Case 322 - July 5, Covington, Kentucky

Mrs. Dorothy Kreve and Mrs. May Lawrence, both of 434 Johnson Street, Covington, reported that they had seen a circular object with legs flying overhead during the afternoon. This altogether too brief account becomes more interesting when compared with the following report, almost equally as brief.

Case 401 - July 6, Chicago, Illinois

This report is reprinted in its entirety, as it appeared in numerous papers on July 7. The original account could not be found in the Chicago papers.

Chicago, July 6 (UP)-- An excited woman telephoned a Chicago newspaper Sunday to report that she had seen a flying saucer and that it had legs.

I was standing on the porch, she said, and I thought for sure it was coming down and slap me in the face.

Case 452 - July 6, Sioux Falls, South Dakota

Gregory Zimmer, County Treasurer's assistant, reported that at 5:15 p.m. CST he saw a round object resembling a balloon fly over his house at 1328 West Sioux Street, as he lay in his back yard. The object flew over at high speed, traveling faster than the fastest planes, according to Zimmer. It was described as generally silver colored, like a Christmas decoration, while a part of the top appeared darker in color. The object was flying at an estimated height of nearly 10,000 feet in a southwesterly direction.

Zimmer said that the object had a little tail sticking straight down, similar to the appendage described by Jack LaBous (Case 306), on the previous day. This thread-like tail, instead of trailing behind the object, appeared more like a rigid projection underneath it.

Marine Ace Joe Foss, head of the Sioux Falls National Guard unit, sent a pilot aloft to look for the object, but the pilot reportedly saw nothing unusual. Kenneth Clark, a local meteorologist, said there had been a garden party for children at the Veterans Hospital during the afternoon, at which time helium-filled balloons had been used as decorations.

He proposed that one of the balloons got loose and was the culprit responsible for the reported sighting. The hospital is southwest of Zimmer's home, according to the newspaper accounts. Apparently meteorologist Clark never considered the fact that for a balloon to be seen carried southwest by the prevailing winds, it would have to be released at a point somewhere other than southwest of the reporting witness.

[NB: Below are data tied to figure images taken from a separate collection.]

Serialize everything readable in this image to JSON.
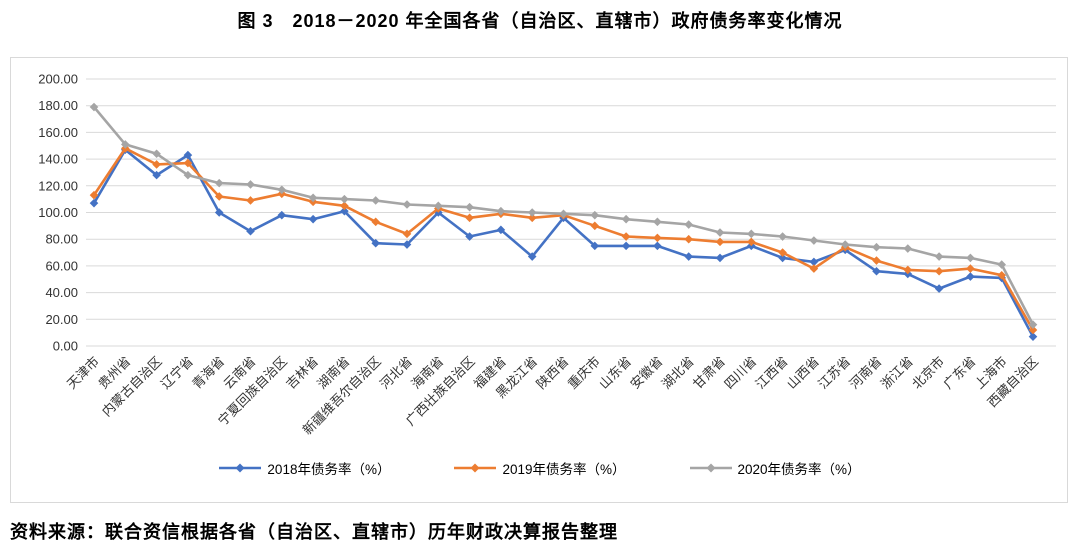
{
  "page": {
    "title": "图 3　2018－2020 年全国各省（自治区、直辖市）政府债务率变化情况",
    "source_note": "资料来源：联合资信根据各省（自治区、直辖市）历年财政决算报告整理"
  },
  "colors": {
    "series_2018": "#4472C4",
    "series_2019": "#ED7D31",
    "series_2020": "#A5A5A5",
    "gridline": "#D9D9D9",
    "panel_border": "#D9D9D9",
    "axis_text": "#333333"
  },
  "chart_data": {
    "type": "line",
    "title": "图 3　2018－2020 年全国各省（自治区、直辖市）政府债务率变化情况",
    "xlabel": "",
    "ylabel": "",
    "ylim": [
      0,
      200
    ],
    "ytick_step": 20,
    "ytick_labels": [
      "0.00",
      "20.00",
      "40.00",
      "60.00",
      "80.00",
      "100.00",
      "120.00",
      "140.00",
      "160.00",
      "180.00",
      "200.00"
    ],
    "grid": true,
    "legend_position": "bottom",
    "marker": "diamond",
    "categories": [
      "天津市",
      "贵州省",
      "内蒙古自治区",
      "辽宁省",
      "青海省",
      "云南省",
      "宁夏回族自治区",
      "吉林省",
      "湖南省",
      "新疆维吾尔自治区",
      "河北省",
      "海南省",
      "广西壮族自治区",
      "福建省",
      "黑龙江省",
      "陕西省",
      "重庆市",
      "山东省",
      "安徽省",
      "湖北省",
      "甘肃省",
      "四川省",
      "江西省",
      "山西省",
      "江苏省",
      "河南省",
      "浙江省",
      "北京市",
      "广东省",
      "上海市",
      "西藏自治区"
    ],
    "series": [
      {
        "name": "2018年债务率（%）",
        "color": "#4472C4",
        "values": [
          107,
          147,
          128,
          143,
          100,
          86,
          98,
          95,
          101,
          77,
          76,
          100,
          82,
          87,
          67,
          96,
          75,
          75,
          75,
          67,
          66,
          75,
          66,
          63,
          72,
          56,
          54,
          43,
          52,
          51,
          7
        ]
      },
      {
        "name": "2019年债务率（%）",
        "color": "#ED7D31",
        "values": [
          113,
          148,
          136,
          137,
          112,
          109,
          114,
          108,
          105,
          93,
          84,
          103,
          96,
          99,
          96,
          98,
          90,
          82,
          81,
          80,
          78,
          78,
          70,
          58,
          74,
          64,
          57,
          56,
          58,
          53,
          12
        ]
      },
      {
        "name": "2020年债务率（%）",
        "color": "#A5A5A5",
        "values": [
          179,
          151,
          144,
          128,
          122,
          121,
          117,
          111,
          110,
          109,
          106,
          105,
          104,
          101,
          100,
          99,
          98,
          95,
          93,
          91,
          85,
          84,
          82,
          79,
          76,
          74,
          73,
          67,
          66,
          61,
          16
        ]
      }
    ]
  }
}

Case 516 - July 6, near Burlington, Wisconsin

Mr. and Mrs. Gordon Nielson, of Waukesha, were returning home on Sunday night from Lake Geneva, and as they drove between Lake Geneva and Burlington, they saw a saucer-shaped object with a propeller on front, larger than the saucer itself. Following this object, as if in pursuit, was a small cub plane. Describing the object as slightly larger than a regular-sized saucer (probably a relative comparison, as a "regular-sized saucer" would scarcely be visible at the height of a plane), Mrs. Nielson said a light flashed at least twice from it. The plane pursuing the object was easily outdistanced by it, according to the witnesses.

Case 526 - July 6, Minneapolis, Minnesota

Toward midnight, Mrs. Clarence Lasseson, of 606 West 31st Street, saw a mysterious object at close range outside her home. The disc-shaped object, which appeared to be about the size of a ten-inch plate, had a propeller on its rear edge, and flew over her house at tree-top level, she reported. (The headline of this brief report says, Click, Phht -- whether this is a reference to some reported but unpublished sound heard by the witness, or just a headline writer's "sense of humor," is not known.)